The Setup

Busy delivery day. Three vendors dropping product within the same two-hour window. The receiving team was doing what they always do — checking in product, signing manifests, getting drivers out the door. Nobody had time to count every unit in every tote. The process was: sign, shelve, move on to the next truck.

Later that afternoon, the invoice arrived by email. Fifty units. Standard pricing. The total matched what they'd expect for an order that size. Under the old process, the AP person would have matched the invoice to the PO, confirmed the total looked right, and cut the check. Payment would have gone out in full by end of week.

What We Caught

The invoice said 50 units. The Metrc manifest said 42. Eight units missing. $1,140 difference.

We flagged it before payment went out.
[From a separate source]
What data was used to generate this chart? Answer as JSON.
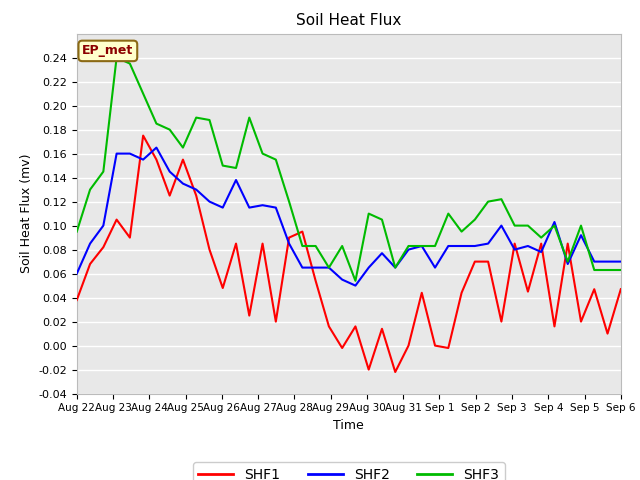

We pulled the manifest data, lined it up against the invoice, and showed the vendor the discrepancy. Eight package IDs on the invoice had no corresponding transfer in Metrc. The product was never delivered.

This is what managed accounts payable catches — the gap between what a vendor says they delivered and what actually showed up.

How We Caught It

Metrc delivery matching. Every invoice gets cross-referenced against the Metrc transfer data before payment goes out. Package IDs, quantities, transfer dates. Not memory. Not a spreadsheet. The state tracking system.

This happens on every single invoice. When the numbers match, payment goes out on schedule. When they don't, we flag it, pull the data, and resolve the discrepancy before any money moves. In this case, the manifest showed 42 transferred packages. The invoice listed 50. The math didn't work, so the check didn't go out.

We use this same Metrc matching process across all deliveries — it's the same verification layer described in our delivery dashboard case study.

Why This Gets Missed

Receiving teams are busy. Deliveries happen during peak hours. Counting 50 units takes time the driver doesn't want to wait for. The invoice arrives later by email and looks correct because nobody remembers the exact count from four hours ago.

This isn't a people problem. It's a process problem. The receiving team's job is to get product on shelves. The AP team's job is to pay invoices that look correct. Without a step in between — someone cross-referencing the invoice against what Metrc says actually transferred — the gap between "delivered" and "invoiced" goes unnoticed.

Industry-wide, we see shortages on 8-12% of deliveries. Most are small — 2-3 units. But at $30-$80 per unit, they add up to $7,000-$12,000 per year in overpayments for a typical dispensary. Most operators don't even know it's happening because the invoices always look right. The problem isn't vendors being dishonest — it's that counting errors, warehouse mistakes, and manifest mismatches happen constantly, and nobody is checking.

For more on how these overpayments accumulate, see why dispensaries overpay vendors.

The Result

$1,140 saved on one delivery. The vendor confirmed the shortage, corrected their records, and adjusted the invoice. No drama, no relationship damage — just data. The Metrc manifest said 42. The invoice said 50. We showed them the numbers, they agreed, and the corrected invoice was paid on time. Shorted deliveries are just one way dispensaries end up overpaying on accounts payable.

Annualized across all vendors, Metrc matching typically catches $7,000-$12,000 per year in shorted deliveries. That's money that would have gone out the door on invoices that looked perfectly legitimate. Not fraud — just errors that nobody was catching because nobody was checking the manifests against the invoices on every single delivery.

The invoice looked right. Metrc said otherwise. That's the difference between paying what you owe and paying what you're told.